The voice of God comes alive, rising and falling with the tones of a human voice.

Eli said to Samuel, “Go to sleep, and if you are called, say “Speak Lord, for your servant is listening.”

In an hour the Lord once again revealed his presence and spoke intimately to Samuel. Samuel was about to become God’s prophet, God’s voice to Israel.

Now Mahalia Jackson’s words opened the same windows in Martin Luther King’s heart:

King left his text altogether at this point—a departure that put him on a path to speaking words of American scripture, words as essential to the nation’s destiny in their way as those of Lincoln, before whose memorial King stood, and those of Jefferson, whose monument lay to the preacher’s right, toward the Potomac. The moments of ensuing oratory lifted King above the tumult of history and made him a figure of history—a “new founding father,” in Taylor Branch’s apt phrase. He spoke:

“I have a dream that one day on the red hills of Georgia, sons of former slaves and the sons of former slave owners will be able to sit down together at the table of brotherhood. I have a dream that one day even the state of Mississippi, a state sweltering with the heat of injustice, sweltering with the heat of oppression, will be transformed into an oasis of freedom and justice. I have a dream that my four little children will one day live in a nation where they will not be judged by the color of their skin but by the content of their character…. I have a dream today.”

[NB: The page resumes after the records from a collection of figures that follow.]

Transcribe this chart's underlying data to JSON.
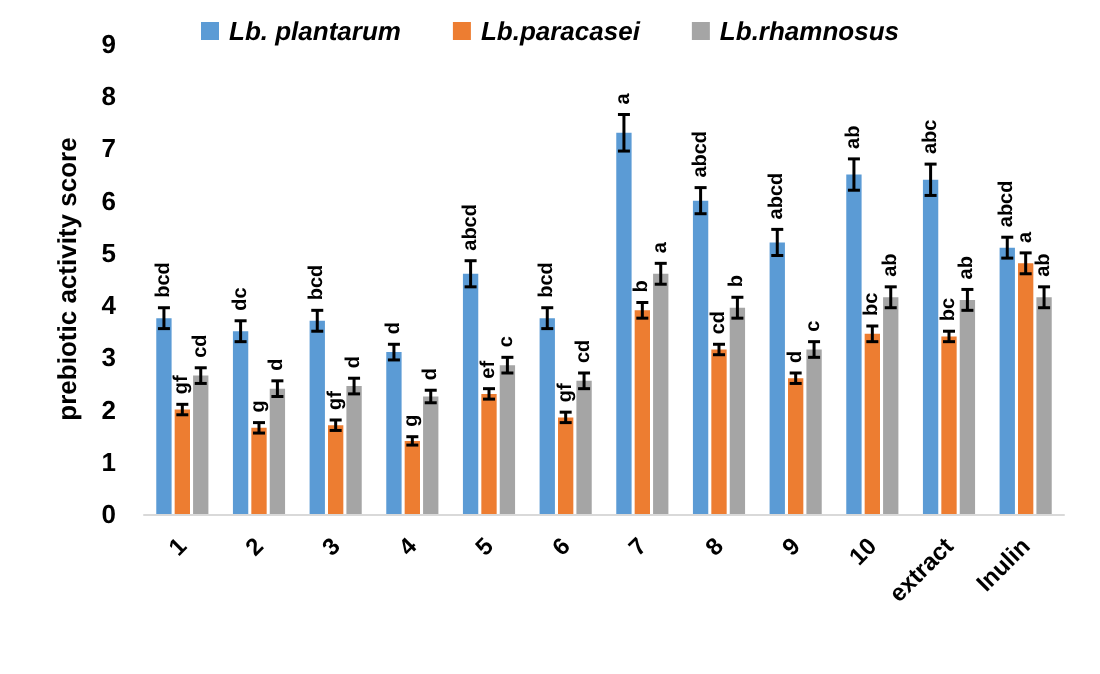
{
  "chart_data": {
    "type": "bar",
    "ylabel": "prebiotic activity score",
    "categories": [
      "1",
      "2",
      "3",
      "4",
      "5",
      "6",
      "7",
      "8",
      "9",
      "10",
      "extract",
      "Inulin"
    ],
    "series": [
      {
        "name": "Lb. plantarum",
        "color": "#5b9bd5",
        "values": [
          3.75,
          3.5,
          3.7,
          3.1,
          4.6,
          3.75,
          7.3,
          6.0,
          5.2,
          6.5,
          6.4,
          5.1
        ],
        "errors": [
          0.2,
          0.2,
          0.2,
          0.15,
          0.25,
          0.2,
          0.35,
          0.25,
          0.25,
          0.3,
          0.3,
          0.2
        ],
        "value_labels": [
          "bcd",
          "dc",
          "bcd",
          "d",
          "abcd",
          "bcd",
          "a",
          "abcd",
          "abcd",
          "ab",
          "abc",
          "abcd"
        ]
      },
      {
        "name": "Lb.paracasei",
        "color": "#ed7d31",
        "values": [
          2.0,
          1.65,
          1.7,
          1.4,
          2.3,
          1.85,
          3.9,
          3.15,
          2.6,
          3.45,
          3.4,
          4.8
        ],
        "errors": [
          0.1,
          0.1,
          0.1,
          0.08,
          0.1,
          0.1,
          0.15,
          0.1,
          0.1,
          0.15,
          0.1,
          0.2
        ],
        "value_labels": [
          "gf",
          "g",
          "gf",
          "g",
          "ef",
          "gf",
          "b",
          "cd",
          "d",
          "bc",
          "bc",
          "a"
        ]
      },
      {
        "name": "Lb.rhamnosus",
        "color": "#a5a5a5",
        "values": [
          2.65,
          2.4,
          2.45,
          2.25,
          2.85,
          2.55,
          4.6,
          3.95,
          3.15,
          4.15,
          4.1,
          4.15
        ],
        "errors": [
          0.15,
          0.15,
          0.15,
          0.12,
          0.15,
          0.15,
          0.2,
          0.2,
          0.15,
          0.2,
          0.2,
          0.2
        ],
        "value_labels": [
          "cd",
          "d",
          "d",
          "d",
          "c",
          "cd",
          "a",
          "b",
          "c",
          "ab",
          "ab",
          "ab"
        ]
      }
    ],
    "ylim": [
      0,
      9
    ],
    "yticks": [
      0,
      1,
      2,
      3,
      4,
      5,
      6,
      7,
      8,
      9
    ],
    "grid": false,
    "legend": "top"
  }
}
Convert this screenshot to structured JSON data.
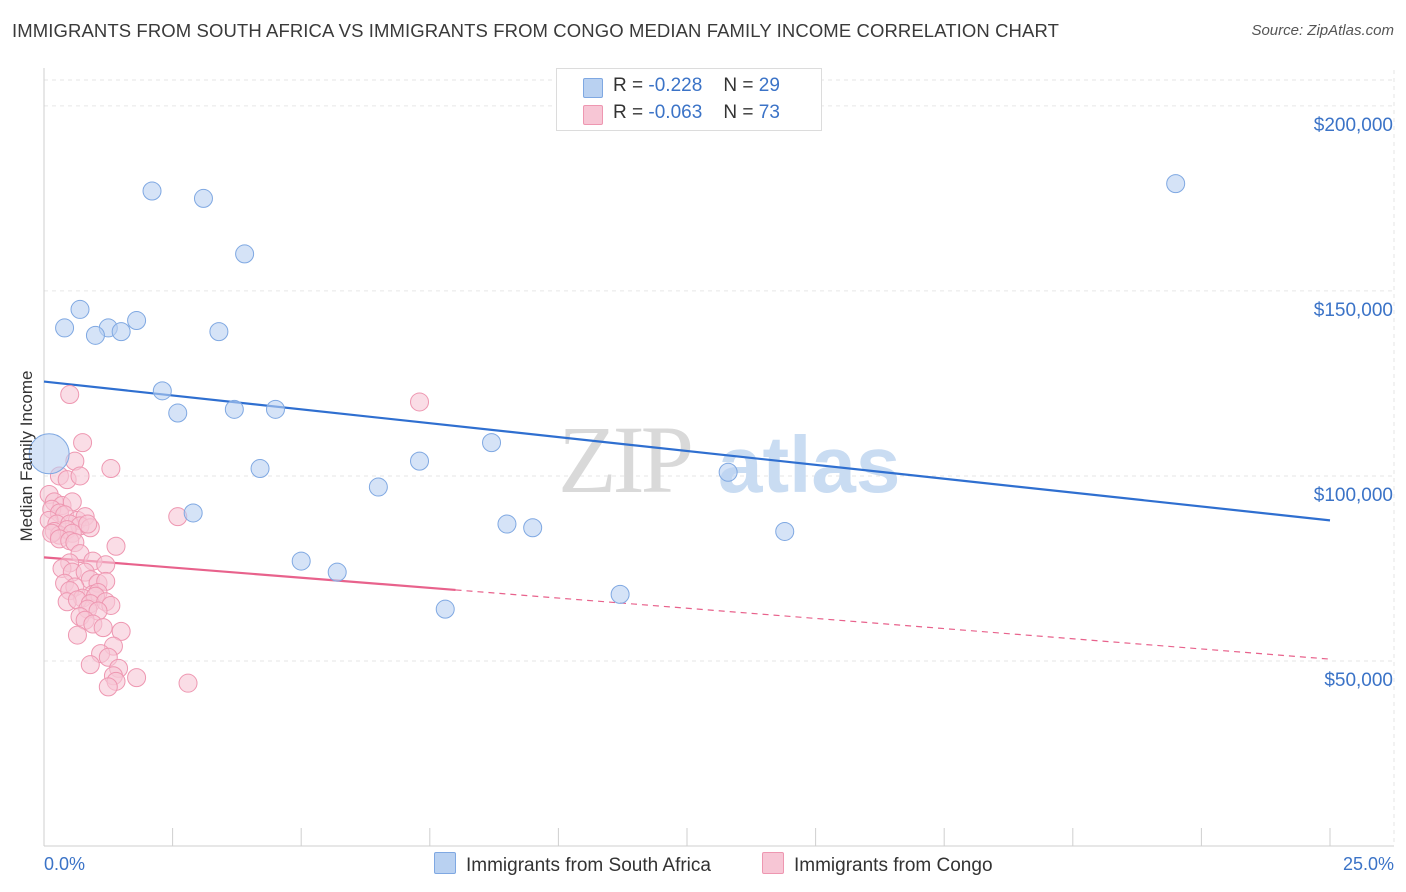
{
  "title": "IMMIGRANTS FROM SOUTH AFRICA VS IMMIGRANTS FROM CONGO MEDIAN FAMILY INCOME CORRELATION CHART",
  "source": "Source: ZipAtlas.com",
  "watermark": {
    "zip": "ZIP",
    "atlas": "atlas"
  },
  "colors": {
    "blue_fill": "#b9d1f1",
    "blue_stroke": "#7fa8e2",
    "blue_line": "#2f6fd0",
    "pink_fill": "#f7c6d5",
    "pink_stroke": "#ee97b1",
    "pink_line": "#e8628c",
    "axis_text": "#3b73c7",
    "grid": "#e6e6e6"
  },
  "stats": [
    {
      "r_label": "R =",
      "r_value": "-0.228",
      "n_label": "N =",
      "n_value": "29",
      "color": "blue"
    },
    {
      "r_label": "R =",
      "r_value": "-0.063",
      "n_label": "N =",
      "n_value": "73",
      "color": "pink"
    }
  ],
  "legend": [
    {
      "label": "Immigrants from South Africa",
      "color": "blue"
    },
    {
      "label": "Immigrants from Congo",
      "color": "pink"
    }
  ],
  "chart_data": {
    "type": "scatter",
    "xlabel": "",
    "ylabel": "Median Family Income",
    "xlim": [
      0,
      25
    ],
    "ylim": [
      0,
      207000
    ],
    "x_tick_labels": {
      "min": "0.0%",
      "max": "25.0%"
    },
    "x_minor_ticks": [
      2.5,
      5,
      7.5,
      10,
      12.5,
      15,
      17.5,
      20,
      22.5,
      25
    ],
    "y_ticks": [
      50000,
      100000,
      150000,
      200000
    ],
    "y_tick_labels": [
      "$50,000",
      "$100,000",
      "$150,000",
      "$200,000"
    ],
    "grid": true,
    "series": [
      {
        "name": "Immigrants from South Africa",
        "color": "blue",
        "points": [
          [
            0.1,
            106000,
            2
          ],
          [
            2.1,
            177000,
            1
          ],
          [
            3.1,
            175000,
            1
          ],
          [
            3.9,
            160000,
            1
          ],
          [
            0.7,
            145000,
            1
          ],
          [
            0.4,
            140000,
            1
          ],
          [
            1.25,
            140000,
            1
          ],
          [
            1.8,
            142000,
            1
          ],
          [
            1.0,
            138000,
            1
          ],
          [
            1.5,
            139000,
            1
          ],
          [
            3.4,
            139000,
            1
          ],
          [
            2.3,
            123000,
            1
          ],
          [
            2.6,
            117000,
            1
          ],
          [
            3.7,
            118000,
            1
          ],
          [
            4.5,
            118000,
            1
          ],
          [
            8.7,
            109000,
            1
          ],
          [
            7.3,
            104000,
            1
          ],
          [
            4.2,
            102000,
            1
          ],
          [
            13.3,
            101000,
            1
          ],
          [
            6.5,
            97000,
            1
          ],
          [
            2.9,
            90000,
            1
          ],
          [
            9.0,
            87000,
            1
          ],
          [
            9.5,
            86000,
            1
          ],
          [
            14.4,
            85000,
            1
          ],
          [
            5.0,
            77000,
            1
          ],
          [
            5.7,
            74000,
            1
          ],
          [
            11.2,
            68000,
            1
          ],
          [
            7.8,
            64000,
            1
          ],
          [
            22.0,
            179000,
            1
          ]
        ],
        "trend": {
          "x0": 0,
          "y0": 125500,
          "x1": 25,
          "y1": 88000,
          "dashed_from": null
        }
      },
      {
        "name": "Immigrants from Congo",
        "color": "pink",
        "points": [
          [
            0.5,
            122000,
            1
          ],
          [
            7.3,
            120000,
            1
          ],
          [
            0.75,
            109000,
            1
          ],
          [
            0.6,
            104000,
            1
          ],
          [
            1.3,
            102000,
            1
          ],
          [
            0.3,
            100000,
            1
          ],
          [
            0.45,
            99000,
            1
          ],
          [
            0.7,
            100000,
            1
          ],
          [
            0.1,
            95000,
            1
          ],
          [
            0.2,
            93000,
            1
          ],
          [
            0.35,
            92000,
            1
          ],
          [
            0.55,
            93000,
            1
          ],
          [
            0.15,
            91000,
            1
          ],
          [
            0.3,
            90000,
            1
          ],
          [
            0.4,
            89500,
            1
          ],
          [
            0.65,
            88000,
            1
          ],
          [
            0.8,
            89000,
            1
          ],
          [
            0.1,
            88000,
            1
          ],
          [
            0.25,
            87000,
            1
          ],
          [
            0.5,
            87000,
            1
          ],
          [
            0.7,
            86500,
            1
          ],
          [
            0.9,
            86000,
            1
          ],
          [
            0.2,
            85000,
            1
          ],
          [
            0.3,
            84000,
            1
          ],
          [
            0.45,
            85500,
            1
          ],
          [
            0.55,
            84500,
            1
          ],
          [
            0.85,
            87000,
            1
          ],
          [
            0.15,
            84500,
            1
          ],
          [
            0.3,
            83000,
            1
          ],
          [
            0.5,
            82500,
            1
          ],
          [
            2.6,
            89000,
            1
          ],
          [
            0.6,
            82000,
            1
          ],
          [
            1.4,
            81000,
            1
          ],
          [
            0.7,
            79000,
            1
          ],
          [
            0.95,
            77000,
            1
          ],
          [
            0.5,
            76500,
            1
          ],
          [
            1.2,
            76000,
            1
          ],
          [
            0.35,
            75000,
            1
          ],
          [
            0.55,
            74000,
            1
          ],
          [
            0.8,
            74000,
            1
          ],
          [
            0.4,
            71000,
            1
          ],
          [
            0.9,
            72000,
            1
          ],
          [
            1.05,
            71000,
            1
          ],
          [
            1.2,
            71500,
            1
          ],
          [
            0.6,
            70000,
            1
          ],
          [
            0.95,
            68000,
            1
          ],
          [
            0.5,
            69000,
            1
          ],
          [
            1.05,
            68500,
            1
          ],
          [
            0.75,
            67000,
            1
          ],
          [
            1.0,
            67500,
            1
          ],
          [
            0.45,
            66000,
            1
          ],
          [
            0.65,
            66500,
            1
          ],
          [
            0.9,
            65500,
            1
          ],
          [
            1.2,
            66000,
            1
          ],
          [
            1.3,
            65000,
            1
          ],
          [
            0.85,
            64000,
            1
          ],
          [
            1.05,
            63500,
            1
          ],
          [
            0.7,
            62000,
            1
          ],
          [
            0.8,
            61000,
            1
          ],
          [
            0.95,
            60000,
            1
          ],
          [
            1.15,
            59000,
            1
          ],
          [
            1.5,
            58000,
            1
          ],
          [
            0.65,
            57000,
            1
          ],
          [
            1.35,
            54000,
            1
          ],
          [
            1.1,
            52000,
            1
          ],
          [
            1.25,
            51000,
            1
          ],
          [
            0.9,
            49000,
            1
          ],
          [
            1.45,
            48000,
            1
          ],
          [
            1.35,
            46000,
            1
          ],
          [
            1.8,
            45500,
            1
          ],
          [
            1.4,
            44500,
            1
          ],
          [
            2.8,
            44000,
            1
          ],
          [
            1.25,
            43000,
            1
          ]
        ],
        "trend": {
          "x0": 0,
          "y0": 78000,
          "x1": 25,
          "y1": 50500,
          "dashed_from": 8
        }
      }
    ]
  }
}
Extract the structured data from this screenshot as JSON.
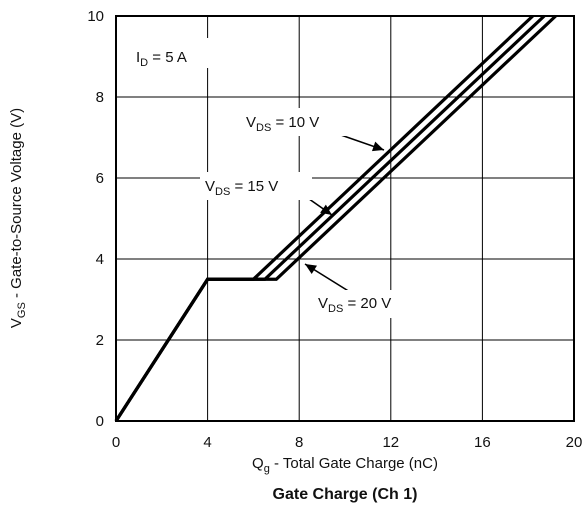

I imagine that on the steps of Lincoln’s Memorial in Washington D.C., God was making his voice heard in Dr. King – God’s simple vessel for the Spirit of God to roil the waves of history and rub hope and strength into the soul of America.

Here am I, Lord. I come to do your will. I have waited, waited for the Lord, and he stooped toward me and heard my cry. And he put a new song in my mouth – a hymn to our God.

From Samuel and Dr. King God’s song flowed freely, lifting up the hearts and minds of anyone who had ears to hear:

“I have a dream that one day every valley shall be exalted, every hill and every mountain shall be made low. The rough places will be made plain, and the crooked places will be made straight. And the glory of the Lord shall be revealed, and all flesh shall see it together. This is our hope. This is the faith that I go back to the South with. With this faith we will be able to hew out of the mountain of despair a stone of hope.”

Tomorrow is our day in America to honor Dr. Martin Luther King. Meacham’s words both describe and honor him as well. Recalling the summer of 1963, the Vanderbilt professor wrote:

Like our more familiar founders (Washington, Adams, Hamilton, Jefferson), King was a practical idealist, a man who could articulate the perfect but knew that human progress, while sometimes intoxicatingly rapid, tends to be provisional. Still, though he was in Washington to demand legislative action, King spoke as a minister of the Lord, invoking the meaning of the Sermon on the Mount in a city more often interested in the mechanics of the Congress.

In the spring of the year 1968, Dr. King was killed by an assassin in Memphis. He spoke the night before with a sense of what was about to happen. On these days of mid-January 2024, burrowed in the bleak mid-winter, Paul’s words about all our bodies rise up especially over Martin Luther King’s:

Do you not know that your body is a temple of the Holy Spirit within you, whom you have from God, so that you are not your own? For you have been purchased at a price. Therefore,  glorify God in your body.